En abril, el Ministerio Público encargó al OS9 de Carabineros en Temuco intentar recuperar desde un celular un video presuntamente eliminado, que mostraría con claridad la agresión sufrida por la víctima durante una celebración de fin de año en Espacio Marina.
Cuatro meses después de requerida la gestión, Remberto Valdés, abogado de los padres de Cristóbal Miranda, confirmó que no se halló la evidencia buscada y, ante ello, adelantó que pedirán un nuevo examen del equipo móvil.
En esa línea, el abogado Javier Ahumada, defensor de uno de los siete imputados, sostuvo que era conocido lo infructuoso que resultaría el peritaje solicitado.
Otro de los defensores, Marcelo Villena, señaló que no se opone a que se continúen decretando diligencias, ya que reafirmó la inocencia de su cliente.

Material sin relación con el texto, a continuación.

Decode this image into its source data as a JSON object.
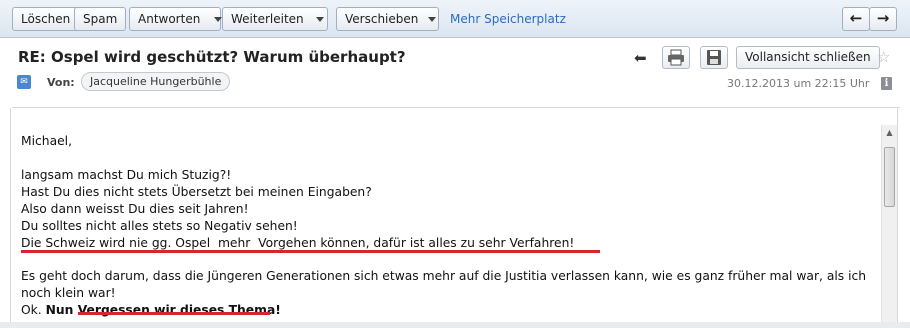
{
  "toolbar": {
    "delete_label": "Löschen",
    "spam_label": "Spam",
    "reply_label": "Antworten",
    "forward_label": "Weiterleiten",
    "move_label": "Verschieben",
    "more_storage_link": "Mehr Speicherplatz"
  },
  "header": {
    "subject": "RE: Ospel wird geschützt? Warum überhaupt?",
    "from_label": "Von:",
    "from_name": "Jacqueline Hungerbühle",
    "datetime": "30.12.2013 um 22:15 Uhr",
    "fullview_label": "Vollansicht schließen"
  },
  "body": {
    "salutation": "Michael,",
    "lines": [
      "langsam machst Du mich Stuzig?!",
      "Hast Du dies nicht stets Übersetzt bei meinen Eingaben?",
      "Also dann weisst Du dies seit Jahren!",
      "Du solltes nicht alles stets so Negativ sehen!",
      "Die Schweiz wird nie gg. Ospel  mehr  Vorgehen können, dafür ist alles zu sehr Verfahren!"
    ],
    "paragraph2": "Es geht doch darum, dass die Jüngeren Generationen sich etwas mehr auf die Justitia verlassen kann, wie es ganz früher mal war, als ich noch klein war!",
    "closing_prefix": "Ok. ",
    "closing_bold": "Nun Vergessen wir dieses Thema!"
  },
  "colors": {
    "underline": "#d8262c",
    "link": "#2a6cc0",
    "toolbar_bg": "#dce6f1"
  },
  "icons": {
    "print": "print-icon",
    "save": "save-icon",
    "back": "arrow-left-icon",
    "star": "star-icon",
    "info": "info-icon",
    "nav_prev": "arrow-left-icon",
    "nav_next": "arrow-right-icon"
  }
}
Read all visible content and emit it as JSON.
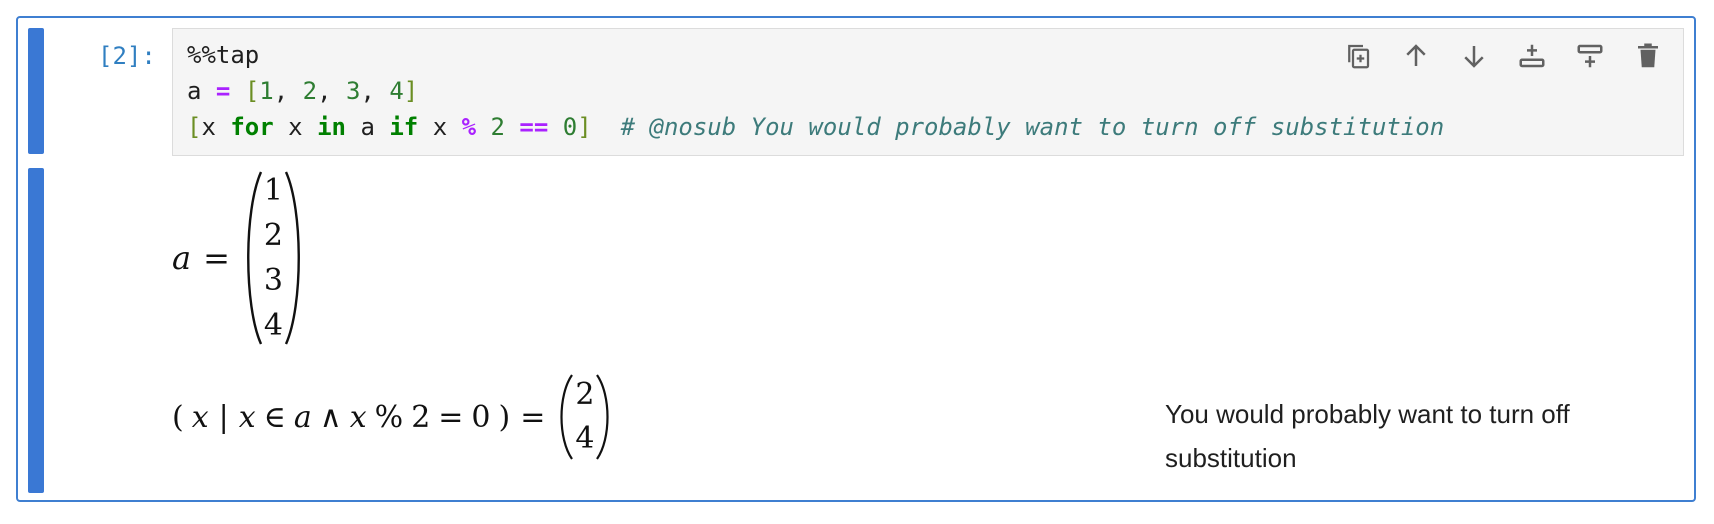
{
  "cell": {
    "prompt": "[2]:",
    "code": {
      "line1": "%%tap",
      "line2": {
        "var": "a",
        "eq": "=",
        "lbr": "[",
        "n1": "1",
        "n2": "2",
        "n3": "3",
        "n4": "4",
        "rbr": "]",
        "sep": ", "
      },
      "line3": {
        "lbr": "[",
        "x1": "x",
        "for": "for",
        "x2": "x",
        "in": "in",
        "a": "a",
        "if": "if",
        "x3": "x",
        "mod": "%",
        "two": "2",
        "eqeq": "==",
        "zero": "0",
        "rbr": "]",
        "comment": "# @nosub You would probably want to turn off substitution"
      }
    },
    "toolbar": [
      {
        "name": "duplicate-cell-icon"
      },
      {
        "name": "move-up-icon"
      },
      {
        "name": "move-down-icon"
      },
      {
        "name": "insert-above-icon"
      },
      {
        "name": "insert-below-icon"
      },
      {
        "name": "delete-cell-icon"
      }
    ]
  },
  "output": {
    "eq1": {
      "lhs": "a",
      "rel": "=",
      "values": [
        "1",
        "2",
        "3",
        "4"
      ]
    },
    "eq2": {
      "lp": "(",
      "x": "x",
      "bar": "|",
      "x2": "x",
      "in": "∈",
      "a": "a",
      "and": "∧",
      "x3": "x",
      "mod": "%",
      "two": "2",
      "eq": "=",
      "zero": "0",
      "rp": ")",
      "rel": "=",
      "values": [
        "2",
        "4"
      ]
    },
    "comment": "You would probably want to turn off substitution"
  },
  "colors": {
    "accent": "#3a78d4",
    "border": "#3f7fd1",
    "prompt": "#307fc1"
  }
}
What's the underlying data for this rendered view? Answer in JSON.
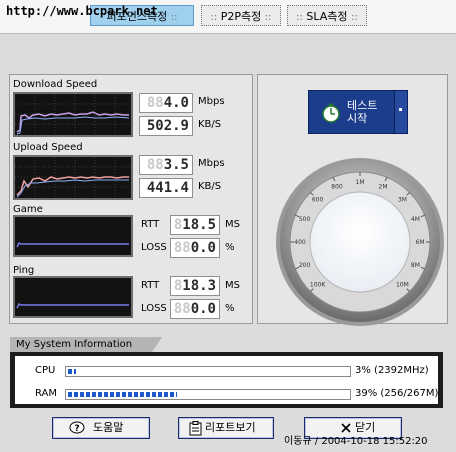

Respecto de la ampliación de la querella contra Marco Bofi y su hijo, productores del evento donde ocurrió la violenta y mortal agresión, ambos señalaron mediante una declaración que los antecedentes expuestos en la acción legal son falsos e imprecisos.
Asimismo, adelantaron la interposición de una querella por injurias y calumnias en respuesta a la imputación por cuasidelito de homicidio.